The revived Silk Road concept is a major initiative in that direction, digging as it does into dimly recalled history to try to develop modern-day trade and economic connections that straddle the continent. Already some sections of this notional thoroughfare dating back to medieval times have been identified and connected, and long-distance carriage of goods between far-flung regions once connected by the Silk Route has become feasible. In the earlier era India was very much part of the wide-ranging Asian caravan trade, as revealed by the extensive remains in the cities and oases of Central Asia. Overland movement of goods from southern China to India also took place, and there was a lively exchange of goods between the two regions. Looking to these past commercial links, it is evident that India can have an important interest in the revival of the ancient trading connections, as an active participant in expanding regional growth and prosperity.

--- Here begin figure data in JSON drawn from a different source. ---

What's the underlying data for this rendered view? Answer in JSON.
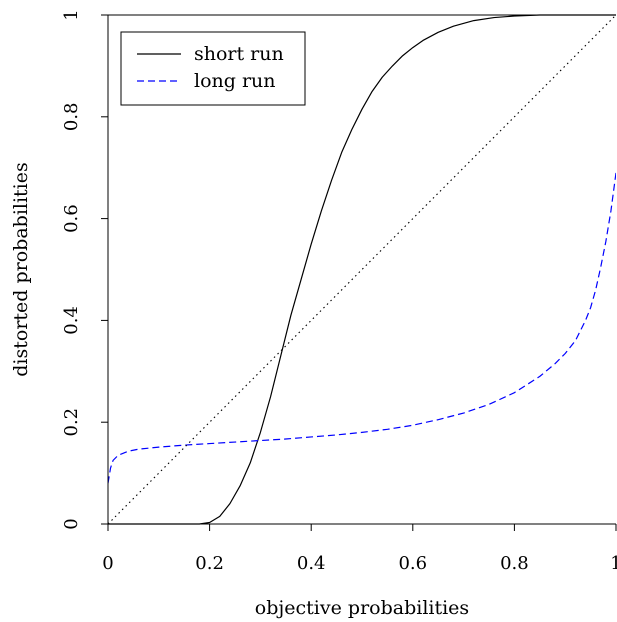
{
  "chart_data": {
    "type": "line",
    "title": "",
    "xlabel": "objective probabilities",
    "ylabel": "distorted probabilities",
    "xlim": [
      0,
      1
    ],
    "ylim": [
      0,
      1
    ],
    "grid": false,
    "legend_position": "top-left",
    "x_ticks": [
      {
        "value": 0,
        "label": "0"
      },
      {
        "value": 0.2,
        "label": "0.2"
      },
      {
        "value": 0.4,
        "label": "0.4"
      },
      {
        "value": 0.6,
        "label": "0.6"
      },
      {
        "value": 0.8,
        "label": "0.8"
      },
      {
        "value": 1,
        "label": "1"
      }
    ],
    "y_ticks": [
      {
        "value": 0,
        "label": "0"
      },
      {
        "value": 0.2,
        "label": "0.2"
      },
      {
        "value": 0.4,
        "label": "0.4"
      },
      {
        "value": 0.6,
        "label": "0.6"
      },
      {
        "value": 0.8,
        "label": "0.8"
      },
      {
        "value": 1,
        "label": "1"
      }
    ],
    "series": [
      {
        "name": "short run",
        "color": "#000000",
        "dash": "solid",
        "x": [
          0,
          0.1,
          0.18,
          0.2,
          0.22,
          0.24,
          0.26,
          0.28,
          0.3,
          0.32,
          0.34,
          0.36,
          0.38,
          0.4,
          0.42,
          0.44,
          0.46,
          0.48,
          0.5,
          0.52,
          0.54,
          0.56,
          0.58,
          0.6,
          0.62,
          0.65,
          0.68,
          0.72,
          0.76,
          0.8,
          0.85,
          0.9,
          1
        ],
        "y": [
          0,
          0,
          0,
          0.003,
          0.015,
          0.04,
          0.075,
          0.12,
          0.18,
          0.25,
          0.33,
          0.41,
          0.48,
          0.55,
          0.615,
          0.675,
          0.73,
          0.775,
          0.815,
          0.85,
          0.878,
          0.9,
          0.92,
          0.936,
          0.95,
          0.966,
          0.978,
          0.989,
          0.995,
          0.998,
          1,
          1,
          1
        ]
      },
      {
        "name": "long run",
        "color": "#0000ff",
        "dash": "dashed",
        "x": [
          0,
          0.005,
          0.01,
          0.02,
          0.04,
          0.06,
          0.1,
          0.15,
          0.2,
          0.25,
          0.3,
          0.35,
          0.4,
          0.45,
          0.5,
          0.55,
          0.6,
          0.65,
          0.7,
          0.75,
          0.8,
          0.85,
          0.88,
          0.9,
          0.92,
          0.94,
          0.95,
          0.96,
          0.97,
          0.98,
          0.99,
          1
        ],
        "y": [
          0.08,
          0.11,
          0.125,
          0.135,
          0.143,
          0.147,
          0.151,
          0.155,
          0.158,
          0.161,
          0.164,
          0.167,
          0.171,
          0.175,
          0.18,
          0.186,
          0.194,
          0.205,
          0.218,
          0.235,
          0.258,
          0.29,
          0.315,
          0.335,
          0.36,
          0.4,
          0.425,
          0.46,
          0.505,
          0.555,
          0.615,
          0.69
        ]
      },
      {
        "color": "#000000",
        "dash": "dotted",
        "x": [
          0,
          1
        ],
        "y": [
          0,
          1
        ]
      }
    ]
  }
}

There is a maritime dimension to China’s present thrust outwards which can raise some difficult questions. Here, too, the roots are ancient, for China once had a formidable naval presence in the Indian Ocean and its littoral, but in this case there can be no seamless revival of the re-imagined past to conform to present-day aspirations. There are rival sovereign claims over the seas, especially the South China Sea, and where they are backed by sabre-rattling measures, as China has done from time to time, the situation can become fraught and tense. Though the South China Sea is somewhat removed from India, developments in India’s near waters, where the Chinese naval presence has been growing, is constantly under India’s watchful eye.
Nor is China the sole, or even the most prominent, agent of regional change, for the US with its new-found doctrine of a “pivot” to Asia now bids to raise its profile significantly in the region, with a potential impact on regional alliances and associations. Fresh rivalries between these two countries have taken shape on a number of issues where their respective views and plans do not harmonise, and something of a “Great Game” between them is sometimes discerned by observers of the Asian scene. What draws attention is the clash of contending ideas promoted by some of the leading actors. The US seeks partnerships among the democratic countries, while China strives to develop mutual economic advantage with historical associates that are now re-emerging. Relations between these two principals can be edgy but they can also cooperate on many matters of shared interest that bring them together.
At the same time, there are other major countries in Asia that cannot be left out of the picture, Japan prominent among them, but none of these is currently identified with a singular idea or cause — there is no Japanese pivot or Silk Road. Nor is India similarly identified with an overarching message. Earlier, in its dealings with the post-war world, the dominant idea associated with India was non-alignment, but that is a concept that appears to have run its course, to judge from the lack of creative thinking it generates today even in its country of origin. Yet it has been argued that non-alignment is not the irrelevance that some would wish to believe; its global significance may have been reduced but regionally, and especially in the Indian Ocean region, non-alignment can still be regarded as an important element of Indian policy.
In this play of rival concepts taking shape in Asia, one should not lose sight of an ambitious Indian initiative known as the “Mausam Project”, a concept aimed at developing links between countries that experience the annual monsoon. These countries have much in common and can benefit from close association among themselves. However, having come up with the idea India has done little to take it forward, maybe there is room for it in the current quest for bigger, cementing ideas in Asia.